Outros termos também utilizados para descrever alterações do olfato incluem disosmia (qualquer redução ou distorção do olfato), cacosmia (para a percepção de um cheiro ruim independente ou não da presença de um estímulo com este cheiro) e euosmia (parosmia agradável a odores selecionados). Tanto 'cacosmia' quanto 'euosmia' fazem parte de uma 'parosmia' (43).

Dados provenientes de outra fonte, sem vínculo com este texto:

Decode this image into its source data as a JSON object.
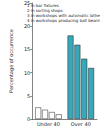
{
  "chart_data": {
    "type": "bar",
    "y_label": "Percentage of occurrence",
    "categories": [
      "Under 40",
      "Over 40"
    ],
    "series": [
      {
        "name": "1 in bar fixtures",
        "values": [
          2.5,
          18
        ],
        "colors": [
          "#ffffff",
          "#3aa6b9"
        ]
      },
      {
        "name": "2 in sorting shops",
        "values": [
          2,
          16
        ],
        "colors": [
          "#ffffff",
          "#3aa6b9"
        ]
      },
      {
        "name": "3 in workshops with automatic lathes",
        "values": [
          1.5,
          13
        ],
        "colors": [
          "#ffffff",
          "#3aa6b9"
        ]
      },
      {
        "name": "4 in workshops producing ball bearings",
        "values": [
          1,
          11
        ],
        "colors": [
          "#ffffff",
          "#3aa6b9"
        ]
      }
    ],
    "ylim": [
      0,
      25
    ],
    "yticks": [
      0,
      5,
      10,
      15,
      20,
      25
    ],
    "grid": false,
    "legend": "upper left"
  }
}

Os déficits de olfato podem ser classificados em três categorias quanto a sua etiologia: perdas condutivas decorrentes da obstrução das vias nasais, danos no neuroepitélio olfativo, caracterizando uma causa neurossensorial, ou disfunção central. Nenhuma destas categorias é mutuamente exclusiva (2). Existe uma tendência em se classificar estas distorções do sentido do olfato como centrais ou periféricas. Isto parte de algumas observações de que certas causas centrais (afecções que comprometam o sistema nervoso central, como tumores do lobo frontal, por exemplo) podem gerar alterações diferentes de causas periféricas (como rinite, ou perda do epitélio nasal por infecção respiratória aguda). Entretanto, essa correlação ainda é assunto de controvérsia (44).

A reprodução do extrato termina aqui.